While affluent Zimbabweans stocked their pantries with food last weekend in preparation for the lockdown, which began on Monday, poor people were unable to do so. With basics such as mielie-meal in short supply, many fear they may not survive.

Hilal Elver, the UN special rapporteur on the right to food, last year warned that Zimbabwe was on the verge of “manmade starvation”, with 60% of the population already facing hunger.

The World Food Programme (WFP) has warned that 7.7 million Zimbabweans – about half the population – will face food insecurity this year. The agency said it needs $111m to support people between March and August.
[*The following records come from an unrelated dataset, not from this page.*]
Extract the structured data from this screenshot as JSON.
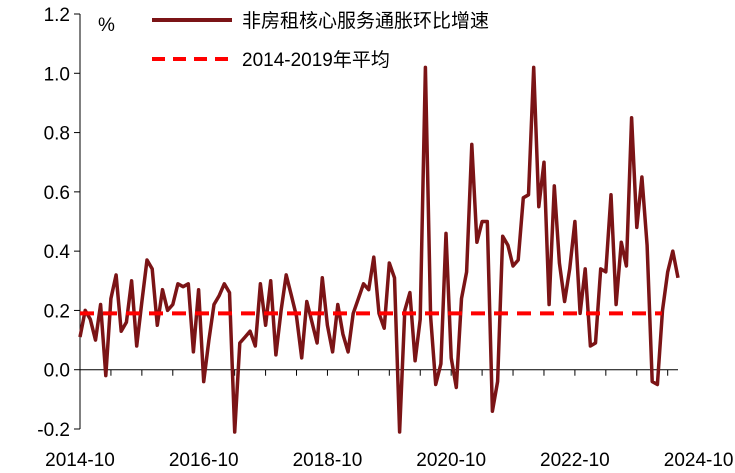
{
  "chart_data": {
    "type": "line",
    "title": "",
    "xlabel": "",
    "ylabel": "%",
    "ylim": [
      -0.2,
      1.2
    ],
    "y_ticks": [
      -0.2,
      0.0,
      0.2,
      0.4,
      0.6,
      0.8,
      1.0,
      1.2
    ],
    "y_tick_labels": [
      "-0.2",
      "0.0",
      "0.2",
      "0.4",
      "0.6",
      "0.8",
      "1.0",
      "1.2"
    ],
    "x_start": "2014-10",
    "x_tick_labels": [
      "2014-10",
      "2016-10",
      "2018-10",
      "2020-10",
      "2022-10",
      "2024-10"
    ],
    "grid": false,
    "legend_position": "top",
    "series": [
      {
        "name": "非房租核心服务通胀环比增速",
        "color": "#7b1416",
        "style": "solid",
        "values": [
          0.11,
          0.2,
          0.17,
          0.1,
          0.22,
          -0.02,
          0.24,
          0.32,
          0.13,
          0.16,
          0.3,
          0.08,
          0.23,
          0.37,
          0.34,
          0.15,
          0.27,
          0.2,
          0.22,
          0.29,
          0.28,
          0.29,
          0.06,
          0.27,
          -0.04,
          0.1,
          0.22,
          0.25,
          0.29,
          0.26,
          -0.21,
          0.09,
          0.11,
          0.13,
          0.08,
          0.29,
          0.15,
          0.3,
          0.05,
          0.2,
          0.32,
          0.25,
          0.18,
          0.04,
          0.23,
          0.16,
          0.09,
          0.31,
          0.15,
          0.06,
          0.22,
          0.12,
          0.06,
          0.19,
          0.24,
          0.29,
          0.27,
          0.38,
          0.19,
          0.14,
          0.36,
          0.31,
          -0.21,
          0.2,
          0.26,
          0.03,
          0.17,
          1.02,
          0.18,
          -0.05,
          0.02,
          0.46,
          0.04,
          -0.06,
          0.24,
          0.33,
          0.76,
          0.43,
          0.5,
          0.5,
          -0.14,
          -0.04,
          0.45,
          0.42,
          0.35,
          0.37,
          0.58,
          0.59,
          1.02,
          0.55,
          0.7,
          0.22,
          0.62,
          0.36,
          0.23,
          0.34,
          0.5,
          0.19,
          0.34,
          0.08,
          0.09,
          0.34,
          0.33,
          0.59,
          0.22,
          0.43,
          0.35,
          0.85,
          0.48,
          0.65,
          0.42,
          -0.04,
          -0.05,
          0.2,
          0.33,
          0.4,
          0.31
        ]
      },
      {
        "name": "2014-2019年平均",
        "color": "#ff0000",
        "style": "dashed",
        "values": [
          0.19,
          0.19
        ]
      }
    ]
  }
}
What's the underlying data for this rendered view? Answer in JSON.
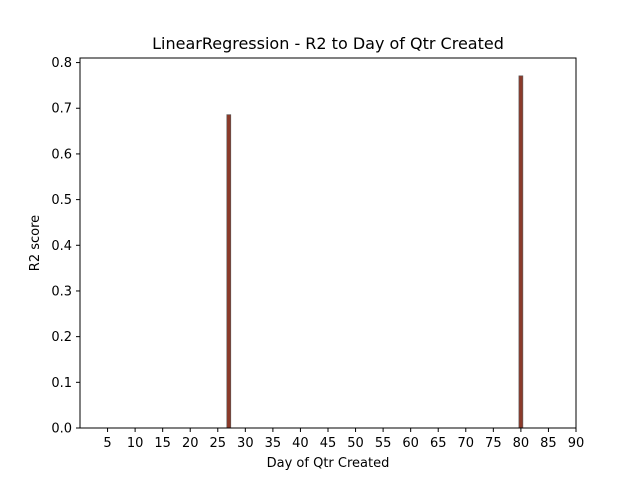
{
  "chart_data": {
    "type": "bar",
    "title": "LinearRegression - R2 to Day of Qtr Created",
    "xlabel": "Day of Qtr Created",
    "ylabel": "R2 score",
    "x_range": [
      0,
      90
    ],
    "ylim": [
      0,
      0.81
    ],
    "xticks": [
      5,
      10,
      15,
      20,
      25,
      30,
      35,
      40,
      45,
      50,
      55,
      60,
      65,
      70,
      75,
      80,
      85,
      90
    ],
    "yticks": [
      0.0,
      0.1,
      0.2,
      0.3,
      0.4,
      0.5,
      0.6,
      0.7,
      0.8
    ],
    "xtick_labels": [
      "5",
      "10",
      "15",
      "20",
      "25",
      "30",
      "35",
      "40",
      "45",
      "50",
      "55",
      "60",
      "65",
      "70",
      "75",
      "80",
      "85",
      "90"
    ],
    "ytick_labels": [
      "0.0",
      "0.1",
      "0.2",
      "0.3",
      "0.4",
      "0.5",
      "0.6",
      "0.7",
      "0.8"
    ],
    "bars": [
      {
        "x": 27,
        "value": 0.686
      },
      {
        "x": 80,
        "value": 0.771
      }
    ],
    "bar_color": "#8b3a2a",
    "bar_edge_color": "#5a5a5a",
    "grid": false,
    "legend": "none"
  }
}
“WFP is determined to ensure that it continues to meet the urgent food and nutrition needs of almost 4 million people in Zimbabwe who depend on food assistance,” said WFP communications officer Claire Nevil.

Clutching a small shopping bag, Peter Banda, 62, from Tynwald in the west of the city, waits impatiently for a bus to take him home.

Banda has spent all he had on groceries that should sustain him for three weeks.

“I came to town to find food, I cannot just sit at home and watch my grandchildren starve. I cannot work for myself because I suffer from different ailments which require me to eat healthy. I know this is not enough to last me till the end of the lockdown, but I just hope that God will keep us during this time,” Banda said.

Zimbabwe’s president, Emmerson Mnangagwa, announced a 21-day national lockdown to curb the spread of the virus, which could devastate a nation already struggling to provide decent health facilities forits people. Borders have been closed and gatherings of more than 50 people banned, with people encouraged to stay at home.

The government maintains that the country is ready to deal with the virus. But last week hundreds of doctors and nurses who work in public hospitals went on strike over the lack of protective equipment.

Apart from the ill-equipped health facilities, cities like Harare have no running water. Acute water shortages sometimes last for months – even years – and have made regular handwashing nearly impossible.

In the poor suburb of Kuwadzana, residents crowd around communal wells, heightening fears that the virus will be spread by close contact. Social distancing remains an elusive goal.

As traders take advantage of rising demand, price increases mean residents cannot afford hand sanitiser.

“How can we wash our hands regularly when there is no running water? The 21-day lockdown will not achieve anything if our taps remain dry. This is what the government forgot to address when it proclaimed the lockdown,” says 19-year-old Macdonald Moyo.